Jesus Shows You the Way to the Highway (2019) is the latest turn from Spanish auteur Miguel Llanso, who is attending Helsinki’s Love and Anarchy film festival, where audiences can see the movie—and then wonder what on Earth they just witnessed.
Known for his Afrofuturistic work (Crumbs, 2015), Llanso sticks to the futuristic part, but swaps African culture for a strange Estonian dystopia.
In a vaguely-defined future, we follow CIA agent DT Gagano, a pizza-loving hunchback dwarf, as he enters a virtual-reality program called Psychobook with his partner, Palmer Eldritch. Their mission is to eliminate a virus called the Soviet Union, represented in the program by an avatar wearing Stalin’s mask. Meanwhile, Gagano’s girlfriend waits outside, hoping to open a kickboxing gym in the near future.
If the set-up sounds bizarre, the whole thing only gets weirder as the story unfolds, and we meet another menagerie of impossible characters: a goon of a man calling himself President while wearing a Batman-like costume, or an Italian gentleman called Mr. Sophistication, or who could forget the three kung fu masters: Spaghetti, Ravioli and Balthazar.
Llanso creates his futuristic vision with minimal and very rudimentary effects.

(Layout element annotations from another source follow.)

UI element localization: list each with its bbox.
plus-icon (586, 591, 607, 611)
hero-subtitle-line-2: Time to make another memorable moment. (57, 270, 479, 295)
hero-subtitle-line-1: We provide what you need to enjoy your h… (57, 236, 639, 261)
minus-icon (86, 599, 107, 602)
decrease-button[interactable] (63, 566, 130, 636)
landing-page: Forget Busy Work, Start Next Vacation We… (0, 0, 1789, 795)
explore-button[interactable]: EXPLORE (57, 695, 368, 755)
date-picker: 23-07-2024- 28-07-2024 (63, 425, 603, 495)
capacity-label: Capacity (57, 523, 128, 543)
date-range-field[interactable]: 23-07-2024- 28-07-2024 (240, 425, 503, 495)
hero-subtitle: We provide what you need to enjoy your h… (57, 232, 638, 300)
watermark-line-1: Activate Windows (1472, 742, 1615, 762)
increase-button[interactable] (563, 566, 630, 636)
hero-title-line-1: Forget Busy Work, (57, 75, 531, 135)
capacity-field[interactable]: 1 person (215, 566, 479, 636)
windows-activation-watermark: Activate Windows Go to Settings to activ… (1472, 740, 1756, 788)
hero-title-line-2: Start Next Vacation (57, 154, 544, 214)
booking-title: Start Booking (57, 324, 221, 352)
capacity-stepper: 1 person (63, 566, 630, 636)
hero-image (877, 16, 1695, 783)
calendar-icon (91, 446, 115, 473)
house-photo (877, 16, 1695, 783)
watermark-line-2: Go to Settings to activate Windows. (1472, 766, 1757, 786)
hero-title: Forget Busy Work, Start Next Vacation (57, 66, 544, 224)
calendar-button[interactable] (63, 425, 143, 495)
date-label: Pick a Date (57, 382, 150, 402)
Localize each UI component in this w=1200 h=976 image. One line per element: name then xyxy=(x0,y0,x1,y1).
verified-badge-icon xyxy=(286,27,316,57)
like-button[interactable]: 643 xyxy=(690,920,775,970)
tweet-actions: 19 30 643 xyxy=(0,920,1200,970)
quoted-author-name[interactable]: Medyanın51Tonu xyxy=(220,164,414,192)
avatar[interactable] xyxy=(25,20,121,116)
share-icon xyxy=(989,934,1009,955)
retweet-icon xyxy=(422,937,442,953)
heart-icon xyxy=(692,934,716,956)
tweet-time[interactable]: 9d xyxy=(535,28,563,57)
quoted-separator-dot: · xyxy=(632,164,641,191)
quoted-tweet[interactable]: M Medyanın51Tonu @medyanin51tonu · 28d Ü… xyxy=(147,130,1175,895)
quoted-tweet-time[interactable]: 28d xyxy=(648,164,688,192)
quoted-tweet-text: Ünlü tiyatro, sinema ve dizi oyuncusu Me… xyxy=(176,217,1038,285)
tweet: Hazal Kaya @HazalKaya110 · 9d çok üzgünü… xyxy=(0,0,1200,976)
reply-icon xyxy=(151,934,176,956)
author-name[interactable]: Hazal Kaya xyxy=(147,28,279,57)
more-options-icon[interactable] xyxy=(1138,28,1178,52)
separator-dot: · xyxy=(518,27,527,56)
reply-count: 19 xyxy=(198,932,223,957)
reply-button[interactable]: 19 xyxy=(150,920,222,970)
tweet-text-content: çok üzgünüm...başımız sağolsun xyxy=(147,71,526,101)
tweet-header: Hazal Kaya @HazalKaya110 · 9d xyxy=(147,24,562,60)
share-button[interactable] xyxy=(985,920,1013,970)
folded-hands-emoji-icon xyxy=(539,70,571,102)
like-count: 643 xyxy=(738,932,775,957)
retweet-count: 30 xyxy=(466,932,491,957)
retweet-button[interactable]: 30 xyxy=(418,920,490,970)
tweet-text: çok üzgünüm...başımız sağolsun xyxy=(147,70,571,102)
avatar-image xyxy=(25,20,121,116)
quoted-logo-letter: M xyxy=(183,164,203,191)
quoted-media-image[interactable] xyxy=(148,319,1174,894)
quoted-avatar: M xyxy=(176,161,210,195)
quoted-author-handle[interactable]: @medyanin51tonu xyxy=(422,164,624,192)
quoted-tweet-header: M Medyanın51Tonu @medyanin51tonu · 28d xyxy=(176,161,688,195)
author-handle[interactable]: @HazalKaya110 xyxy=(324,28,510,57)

This is certainly not a Hollywood blockbuster dystopia, but one in which virtual reality avatars wear paper masks and the characters deliver even their emotionally charged lines in a deadpan manner. The aesthetic is not so much modern CGI as it is 8-bit graphics. Rather than futuristic, the technology actually looks retro.
Still, the story is compelling, albeit confusing. The main characters—good guys, villains and those in between—all have clearly defined goals and their differing goals establish effective conflicts between them.
And if you make it all the way to the end of the wacky adventure, you might just find out what Stalin wants—and why the hunchback dwarf loves pizza so much.
‘Jesus Shows You the Way to the Highway’ screens at HIFF Love and Anarchy on September 21 and 26.